Mais derrière les déclarations rassurantes initiales du consortium, la réalité du démantèlement de l'opérateur au carré rouge suscite une immense crise sociale.
1. Ventilement des Postes Repris par le Consortium
L'accord de rachat prévoit une période de transition où tous les emplois sont théoriquement garantis jusqu'à début 2029. Cependant, les projections de reprise poste par poste une fois l'intégration achevée mettent en lumière des disparités majeures entre les trois acquéreurs :
| Acquéreur | Activités & Abonnés Repris | Nombre de Salariés SFR Intégrés (Post-2029) |
| Bouygues Telecom (42 % du rachat) | SFR Business (services aux entreprises) + 5,9 M d'abonnés | ~2 300 salariés (nécessité d'équipes support/B2B) |
| Orange (27 % du rachat) | 4,9 M d'abonnés grand public + marques blanches/MVNO | 250 à 300 salariés |
| Free (Iliad) (31 % du rachat) | RED by SFR (marque 100 % en ligne) + 6 M d'abonnés | 54 salariés (structure ultra-dématérialisée) |
| Hors Reprise Directe | — | > 5 300 salariés dans l'incertitude |
2. Boutiques physiques et Retail : Le Point Noir de l'Emploi
Le réseau de distribution physique de SFR fait partie des zones les plus directement menacées par les doublons de couverture :
Boutiques en propre : Seules 120 des 293 boutiques officielles SFR sont pressenties pour être reprises ou converties par les acquéreurs, mettant en péril près de 1 000 emplois directs.

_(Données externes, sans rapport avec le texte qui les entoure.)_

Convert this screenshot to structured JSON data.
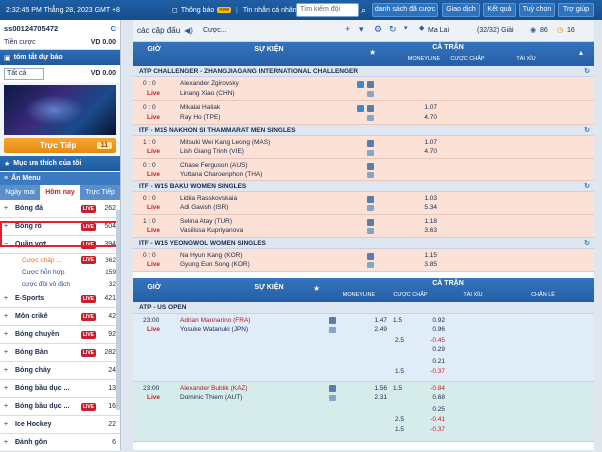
{
  "topbar": {
    "clock": "2:32:45 PM Thẳng 28, 2023 GMT +8",
    "announce": "Thông báo",
    "new_badge": "new",
    "messages": "Tin nhắn cá nhân",
    "search_placeholder": "Tìm kiếm đội",
    "buttons": [
      "danh sách đã cược",
      "Giao dịch",
      "Kết quả",
      "Tuỳ chọn",
      "Trợ giúp"
    ]
  },
  "sidebar": {
    "account": "ss00124705472",
    "refresh": "C",
    "balance_label": "Tiền cược",
    "balance_value": "VD 0.00",
    "summary_title": "tóm tắt dự báo",
    "select_value": "Tất cả",
    "select_amount": "VD 0.00",
    "live_label": "Trực Tiếp",
    "live_count": "11",
    "favorite_label": "Mục ưa thích của tôi",
    "hide_menu": "Ẩn Menu",
    "tabs": [
      "Ngày mai",
      "Hôm nay",
      "Trực Tiếp"
    ],
    "sports": [
      {
        "name": "Bóng đá",
        "live": "LIVE",
        "count": "262"
      },
      {
        "name": "Bóng rổ",
        "live": "LIVE",
        "count": "504"
      },
      {
        "name": "Quần vợt",
        "live": "LIVE",
        "count": "394"
      }
    ],
    "subitems": [
      {
        "name": "Cược chấp ...",
        "live": "LIVE",
        "count": "362"
      },
      {
        "name": "Cược hỗn hợp",
        "count": "159"
      },
      {
        "name": "cược đồi vô địch",
        "count": "32"
      }
    ],
    "sports2": [
      {
        "name": "E-Sports",
        "live": "LIVE",
        "count": "421"
      },
      {
        "name": "Môn crikê",
        "live": "LIVE",
        "count": "42"
      },
      {
        "name": "Bóng chuyền",
        "live": "LIVE",
        "count": "92"
      },
      {
        "name": "Bóng Bàn",
        "live": "LIVE",
        "count": "282"
      },
      {
        "name": "Bóng chày",
        "count": "24"
      },
      {
        "name": "Bóng bầu dục ...",
        "count": "13"
      },
      {
        "name": "Bóng bầu dục ...",
        "live": "LIVE",
        "count": "16"
      },
      {
        "name": "Ice Hockey",
        "count": "22"
      },
      {
        "name": "Đánh gôn",
        "count": "6"
      }
    ]
  },
  "toolbar": {
    "title": "các cặp đấu",
    "mode": "Cược...",
    "market": "Ma Lai",
    "pages": "(32/32) Giải",
    "count1": "86",
    "count2": "16"
  },
  "live_table": {
    "col_time": "GIỜ",
    "col_event": "SỰ KIỆN",
    "col_full": "CẢ TRẬN",
    "col_money": "MONEYLINE",
    "col_hdp": "CƯỢC CHẤP",
    "col_ou": "TÀI XỈU"
  },
  "leagues": [
    {
      "name": "ATP CHALLENGER - ZHANGJIAGANG INTERNATIONAL CHALLENGER",
      "matches": [
        {
          "score": "0 : 0",
          "team1": "Alexander Zgirovsky",
          "team2": "Linang Xiao (CHN)",
          "o1": "",
          "o2": ""
        },
        {
          "score": "0 : 0",
          "team1": "Mikalai Haliak",
          "team2": "Ray Ho (TPE)",
          "o1": "1.07",
          "o2": "4.70"
        }
      ]
    },
    {
      "name": "ITF - M15 NAKHON SI THAMMARAT MEN SINGLES",
      "matches": [
        {
          "score": "1 : 0",
          "team1": "Mitsuki Wei Kang Leong (MAS)",
          "team2": "Lish Giang Trinh (VIE)",
          "o1": "1.07",
          "o2": "4.70"
        },
        {
          "score": "0 : 0",
          "team1": "Chase Ferguson (AUS)",
          "team2": "Yuttana Charoenphon (THA)",
          "o1": "",
          "o2": ""
        }
      ]
    },
    {
      "name": "ITF - W15 BAKU WOMEN SINGLES",
      "matches": [
        {
          "score": "0 : 0",
          "team1": "Lidiia Rasskovskaia",
          "team2": "Adi Gavish (ISR)",
          "o1": "1.03",
          "o2": "5.34"
        },
        {
          "score": "1 : 0",
          "team1": "Selina Atay (TUR)",
          "team2": "Vasilissa Kupriyanova",
          "o1": "1.18",
          "o2": "3.63"
        }
      ]
    },
    {
      "name": "ITF - W15 YEONGWOL WOMEN SINGLES",
      "matches": [
        {
          "score": "0 : 0",
          "team1": "Na Hyun Kang (KOR)",
          "team2": "Gyung Eun Song (KOR)",
          "o1": "1.15",
          "o2": "3.85"
        }
      ]
    }
  ],
  "live_word": "Live",
  "today_table": {
    "col_time": "GIỜ",
    "col_event": "SỰ KIỆN",
    "col_full": "CẢ TRẬN",
    "col_money": "MONEYLINE",
    "col_hdp": "CƯỢC CHẤP",
    "col_ou": "TÀI XỈU",
    "col_oe": "CHẴN LẺ",
    "league": "ATP - US OPEN",
    "m1": {
      "time": "23:00",
      "team1": "Adrian Mannarino (FRA)",
      "team2": "Yosuke Watanuki (JPN)",
      "ml1": "1.47",
      "ml2": "2.49",
      "rows": [
        {
          "h": "1.5",
          "v": "0.92"
        },
        {
          "h": "",
          "v": "0.96"
        },
        {
          "h": "2.5",
          "v": "-0.45"
        },
        {
          "h": "",
          "v": "0.29"
        },
        {
          "h": "",
          "v": "0.21"
        },
        {
          "h": "1.5",
          "v": "-0.37"
        }
      ]
    },
    "m2": {
      "time": "23:00",
      "team1": "Alexander Bublik (KAZ)",
      "team2": "Dominic Thiem (AUT)",
      "ml1": "1.56",
      "ml2": "2.31",
      "rows": [
        {
          "h": "1.5",
          "v": "-0.84"
        },
        {
          "h": "",
          "v": "0.68"
        },
        {
          "h": "",
          "v": "0.25"
        },
        {
          "h": "2.5",
          "v": "-0.41"
        },
        {
          "h": "1.5",
          "v": "-0.37"
        }
      ]
    }
  }
}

Boutiques franchisées : Les 240 boutiques sous contrat de franchise ne font pas partie des garanties de reprise du consortium, exposant environ 1 500 employés indirects supplémentaires.

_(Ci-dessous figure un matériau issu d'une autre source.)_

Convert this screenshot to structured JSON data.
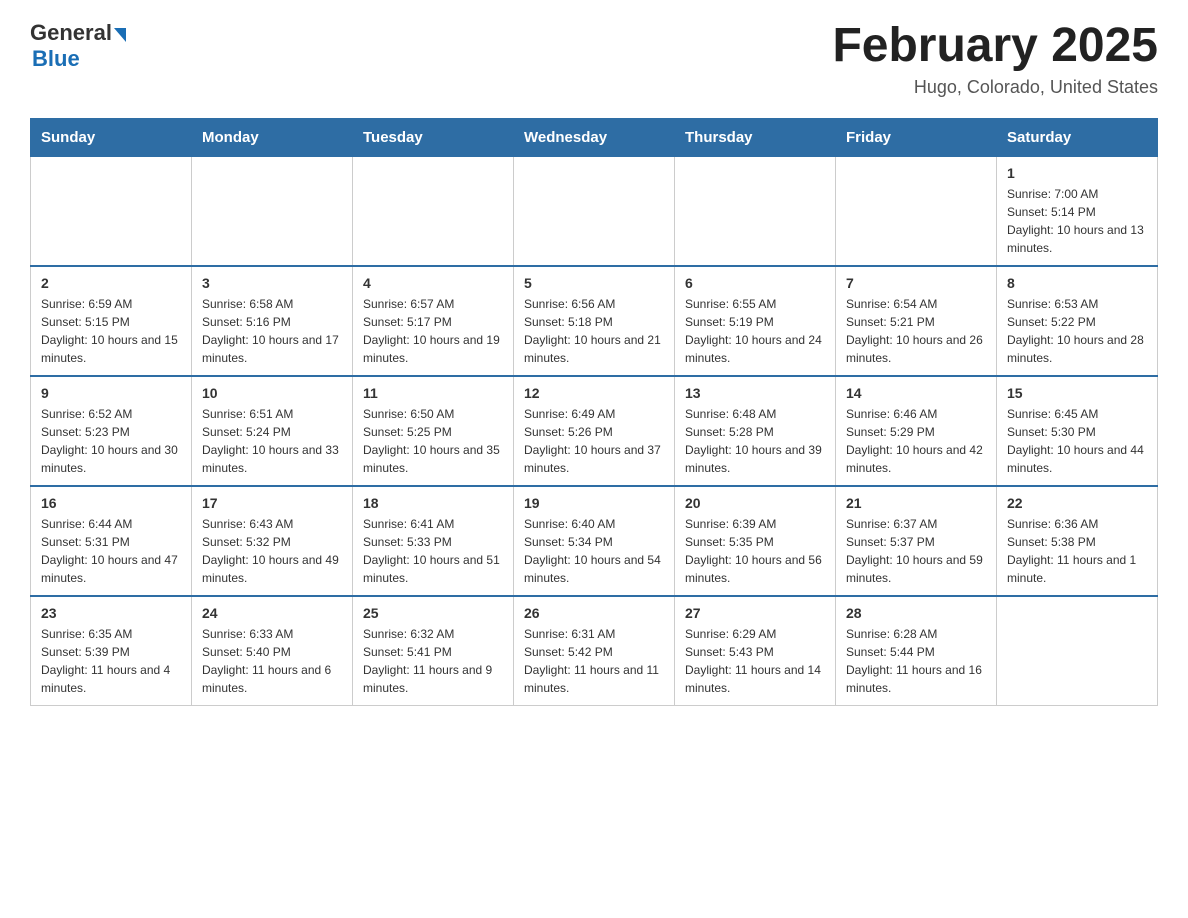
{
  "header": {
    "logo_general": "General",
    "logo_blue": "Blue",
    "month_title": "February 2025",
    "location": "Hugo, Colorado, United States"
  },
  "weekdays": [
    "Sunday",
    "Monday",
    "Tuesday",
    "Wednesday",
    "Thursday",
    "Friday",
    "Saturday"
  ],
  "weeks": [
    [
      {
        "day": "",
        "sunrise": "",
        "sunset": "",
        "daylight": ""
      },
      {
        "day": "",
        "sunrise": "",
        "sunset": "",
        "daylight": ""
      },
      {
        "day": "",
        "sunrise": "",
        "sunset": "",
        "daylight": ""
      },
      {
        "day": "",
        "sunrise": "",
        "sunset": "",
        "daylight": ""
      },
      {
        "day": "",
        "sunrise": "",
        "sunset": "",
        "daylight": ""
      },
      {
        "day": "",
        "sunrise": "",
        "sunset": "",
        "daylight": ""
      },
      {
        "day": "1",
        "sunrise": "Sunrise: 7:00 AM",
        "sunset": "Sunset: 5:14 PM",
        "daylight": "Daylight: 10 hours and 13 minutes."
      }
    ],
    [
      {
        "day": "2",
        "sunrise": "Sunrise: 6:59 AM",
        "sunset": "Sunset: 5:15 PM",
        "daylight": "Daylight: 10 hours and 15 minutes."
      },
      {
        "day": "3",
        "sunrise": "Sunrise: 6:58 AM",
        "sunset": "Sunset: 5:16 PM",
        "daylight": "Daylight: 10 hours and 17 minutes."
      },
      {
        "day": "4",
        "sunrise": "Sunrise: 6:57 AM",
        "sunset": "Sunset: 5:17 PM",
        "daylight": "Daylight: 10 hours and 19 minutes."
      },
      {
        "day": "5",
        "sunrise": "Sunrise: 6:56 AM",
        "sunset": "Sunset: 5:18 PM",
        "daylight": "Daylight: 10 hours and 21 minutes."
      },
      {
        "day": "6",
        "sunrise": "Sunrise: 6:55 AM",
        "sunset": "Sunset: 5:19 PM",
        "daylight": "Daylight: 10 hours and 24 minutes."
      },
      {
        "day": "7",
        "sunrise": "Sunrise: 6:54 AM",
        "sunset": "Sunset: 5:21 PM",
        "daylight": "Daylight: 10 hours and 26 minutes."
      },
      {
        "day": "8",
        "sunrise": "Sunrise: 6:53 AM",
        "sunset": "Sunset: 5:22 PM",
        "daylight": "Daylight: 10 hours and 28 minutes."
      }
    ],
    [
      {
        "day": "9",
        "sunrise": "Sunrise: 6:52 AM",
        "sunset": "Sunset: 5:23 PM",
        "daylight": "Daylight: 10 hours and 30 minutes."
      },
      {
        "day": "10",
        "sunrise": "Sunrise: 6:51 AM",
        "sunset": "Sunset: 5:24 PM",
        "daylight": "Daylight: 10 hours and 33 minutes."
      },
      {
        "day": "11",
        "sunrise": "Sunrise: 6:50 AM",
        "sunset": "Sunset: 5:25 PM",
        "daylight": "Daylight: 10 hours and 35 minutes."
      },
      {
        "day": "12",
        "sunrise": "Sunrise: 6:49 AM",
        "sunset": "Sunset: 5:26 PM",
        "daylight": "Daylight: 10 hours and 37 minutes."
      },
      {
        "day": "13",
        "sunrise": "Sunrise: 6:48 AM",
        "sunset": "Sunset: 5:28 PM",
        "daylight": "Daylight: 10 hours and 39 minutes."
      },
      {
        "day": "14",
        "sunrise": "Sunrise: 6:46 AM",
        "sunset": "Sunset: 5:29 PM",
        "daylight": "Daylight: 10 hours and 42 minutes."
      },
      {
        "day": "15",
        "sunrise": "Sunrise: 6:45 AM",
        "sunset": "Sunset: 5:30 PM",
        "daylight": "Daylight: 10 hours and 44 minutes."
      }
    ],
    [
      {
        "day": "16",
        "sunrise": "Sunrise: 6:44 AM",
        "sunset": "Sunset: 5:31 PM",
        "daylight": "Daylight: 10 hours and 47 minutes."
      },
      {
        "day": "17",
        "sunrise": "Sunrise: 6:43 AM",
        "sunset": "Sunset: 5:32 PM",
        "daylight": "Daylight: 10 hours and 49 minutes."
      },
      {
        "day": "18",
        "sunrise": "Sunrise: 6:41 AM",
        "sunset": "Sunset: 5:33 PM",
        "daylight": "Daylight: 10 hours and 51 minutes."
      },
      {
        "day": "19",
        "sunrise": "Sunrise: 6:40 AM",
        "sunset": "Sunset: 5:34 PM",
        "daylight": "Daylight: 10 hours and 54 minutes."
      },
      {
        "day": "20",
        "sunrise": "Sunrise: 6:39 AM",
        "sunset": "Sunset: 5:35 PM",
        "daylight": "Daylight: 10 hours and 56 minutes."
      },
      {
        "day": "21",
        "sunrise": "Sunrise: 6:37 AM",
        "sunset": "Sunset: 5:37 PM",
        "daylight": "Daylight: 10 hours and 59 minutes."
      },
      {
        "day": "22",
        "sunrise": "Sunrise: 6:36 AM",
        "sunset": "Sunset: 5:38 PM",
        "daylight": "Daylight: 11 hours and 1 minute."
      }
    ],
    [
      {
        "day": "23",
        "sunrise": "Sunrise: 6:35 AM",
        "sunset": "Sunset: 5:39 PM",
        "daylight": "Daylight: 11 hours and 4 minutes."
      },
      {
        "day": "24",
        "sunrise": "Sunrise: 6:33 AM",
        "sunset": "Sunset: 5:40 PM",
        "daylight": "Daylight: 11 hours and 6 minutes."
      },
      {
        "day": "25",
        "sunrise": "Sunrise: 6:32 AM",
        "sunset": "Sunset: 5:41 PM",
        "daylight": "Daylight: 11 hours and 9 minutes."
      },
      {
        "day": "26",
        "sunrise": "Sunrise: 6:31 AM",
        "sunset": "Sunset: 5:42 PM",
        "daylight": "Daylight: 11 hours and 11 minutes."
      },
      {
        "day": "27",
        "sunrise": "Sunrise: 6:29 AM",
        "sunset": "Sunset: 5:43 PM",
        "daylight": "Daylight: 11 hours and 14 minutes."
      },
      {
        "day": "28",
        "sunrise": "Sunrise: 6:28 AM",
        "sunset": "Sunset: 5:44 PM",
        "daylight": "Daylight: 11 hours and 16 minutes."
      },
      {
        "day": "",
        "sunrise": "",
        "sunset": "",
        "daylight": ""
      }
    ]
  ]
}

[293 Boutiques SFR Représentées] ──┬──► ~120 Reprises / Converties
└──► ~173 Fermetures possibles (~1 000 postes)
[240 Boutiques Franchisées] ───────► Non couvertes par l'accord (~1 500 postes)

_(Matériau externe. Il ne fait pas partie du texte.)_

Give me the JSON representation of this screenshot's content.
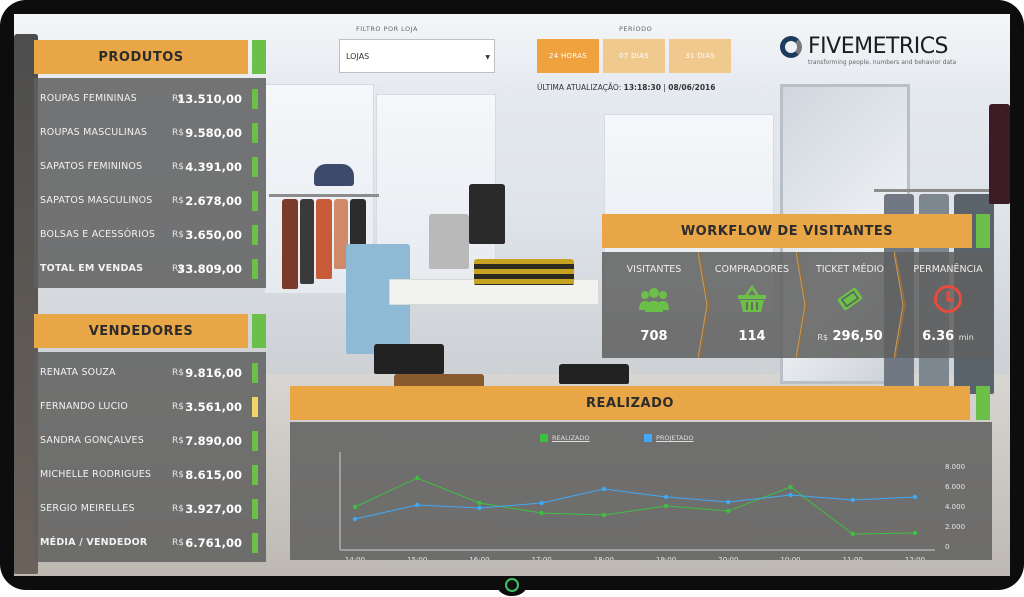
{
  "products": {
    "title": "PRODUTOS",
    "currency": "R$",
    "rows": [
      {
        "label": "ROUPAS FEMININAS",
        "value": "13.510,00",
        "color": "#6cc04a"
      },
      {
        "label": "ROUPAS MASCULINAS",
        "value": "9.580,00",
        "color": "#6cc04a"
      },
      {
        "label": "SAPATOS FEMININOS",
        "value": "4.391,00",
        "color": "#6cc04a"
      },
      {
        "label": "SAPATOS MASCULINOS",
        "value": "2.678,00",
        "color": "#6cc04a"
      },
      {
        "label": "BOLSAS E ACESSÓRIOS",
        "value": "3.650,00",
        "color": "#6cc04a"
      },
      {
        "label": "TOTAL EM VENDAS",
        "value": "33.809,00",
        "color": "#6cc04a"
      }
    ]
  },
  "sellers": {
    "title": "VENDEDORES",
    "currency": "R$",
    "rows": [
      {
        "label": "RENATA SOUZA",
        "value": "9.816,00",
        "color": "#6cc04a"
      },
      {
        "label": "FERNANDO LUCIO",
        "value": "3.561,00",
        "color": "#f2d56a"
      },
      {
        "label": "SANDRA GONÇALVES",
        "value": "7.890,00",
        "color": "#6cc04a"
      },
      {
        "label": "MICHELLE RODRIGUES",
        "value": "8.615,00",
        "color": "#6cc04a"
      },
      {
        "label": "SERGIO MEIRELLES",
        "value": "3.927,00",
        "color": "#6cc04a"
      },
      {
        "label": "MÉDIA / VENDEDOR",
        "value": "6.761,00",
        "color": "#6cc04a"
      }
    ]
  },
  "filter": {
    "label": "FILTRO POR LOJA",
    "value": "LOJAS"
  },
  "period": {
    "label": "PERÍODO",
    "options": [
      "24 HORAS",
      "07 DIAS",
      "31 DIAS"
    ],
    "active_color": "#f0a23e",
    "inactive_color": "#f0c98e"
  },
  "update": {
    "label": "ÚLTIMA ATUALIZAÇÃO:",
    "time": "13:18:30",
    "separator": "|",
    "date": "08/06/2016"
  },
  "brand": {
    "name": "FIVEMETRICS",
    "tagline": "transforming people, numbers and behavior data"
  },
  "workflow": {
    "title": "WORKFLOW DE VISITANTES",
    "items": [
      {
        "title": "VISITANTES",
        "icon": "people-icon",
        "value": "708",
        "prefix": "",
        "suffix": ""
      },
      {
        "title": "COMPRADORES",
        "icon": "basket-icon",
        "value": "114",
        "prefix": "",
        "suffix": ""
      },
      {
        "title": "TICKET MÉDIO",
        "icon": "ticket-icon",
        "value": "296,50",
        "prefix": "R$",
        "suffix": ""
      },
      {
        "title": "PERMANÊNCIA",
        "icon": "clock-icon",
        "value": "6.36",
        "prefix": "",
        "suffix": "min"
      }
    ],
    "icon_colors": {
      "people": "#6cc04a",
      "basket": "#6cc04a",
      "ticket": "#6cc04a",
      "clock": "#e84b3a"
    }
  },
  "realized": {
    "title": "REALIZADO"
  },
  "chart_data": {
    "type": "line",
    "title": "REALIZADO",
    "x": [
      "14:00",
      "15:00",
      "16:00",
      "17:00",
      "18:00",
      "19:00",
      "20:00",
      "10:00",
      "11:00",
      "12:00"
    ],
    "series": [
      {
        "name": "REALIZADO",
        "color": "#3fbf3f",
        "values": [
          3900,
          6800,
          4300,
          3300,
          3100,
          4000,
          3500,
          5900,
          1200,
          1300
        ]
      },
      {
        "name": "PROJETADO",
        "color": "#3fa9f5",
        "values": [
          2700,
          4100,
          3800,
          4300,
          5700,
          4900,
          4400,
          5100,
          4600,
          4900
        ]
      }
    ],
    "yticks": [
      "0",
      "2.000",
      "4.000",
      "6.000",
      "8.000"
    ],
    "ylim": [
      0,
      8000
    ],
    "legend": "top-center",
    "grid": false
  }
}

3. Désengagement de l'État et Réaction des Syndicats
Alors qu'au printemps 2026, le gouvernement assurait qu'il ferait preuve d'une « vigilance extrême » concernant la préservation de l'emploi, la position officielle du ministère du Travail et du ministère de l'Économie a évolué :
Refus d'intervention directe :
Sollicités par les intersyndicales (CFDT, CFE-CGC, CFTC), les ministères ont fait savoir que la restructuration d'entreprises privées ne relevait pas de leur périmètre d'action direct avant la fin de la période d'examen réglementaire. Alertes des syndicats :
Les représentants du personnel dénoncent l'absence d'un plan de reclassement contraignant ou d'un encadrement social tripartite. Selon les prévisions de la CFE-CGC et de la CFDT, l'optimisation des structures et l'élimination des doublons informatiques et réseau pourraient conduire à la suppression de 7 000 à 10 000 postes indirects ou sous-traitants dans l'écosystème télécom d'ici 2030. L'obstacle de la Concurrence : L'accord de rachat doit encore obtenir le feu vert de l'Autorité de la Concurrence et de la Commission Européenne, dont l'instruction s'étalera jusqu'au second semestre 2027. Les syndicats espèrent que les régulateurs imposeront des contraintes sociales strictes comme condition à la validation de la fusion.
Conclusion :
L'absorption des systèmes d'information (SI) et des cœurs de réseau de SFR par trois infrastructures concurrentes implique d'immenses doublons fonctionnels (administrateurs réseau, ingénieurs télécom, support N2/N3). Pour les équipes techniques touchées, la priorité d'ici 2029 consistera à faire valoir les équivalences de compétences vers les divisions Cloud et Fibre d'Orange, Bouygues et Free.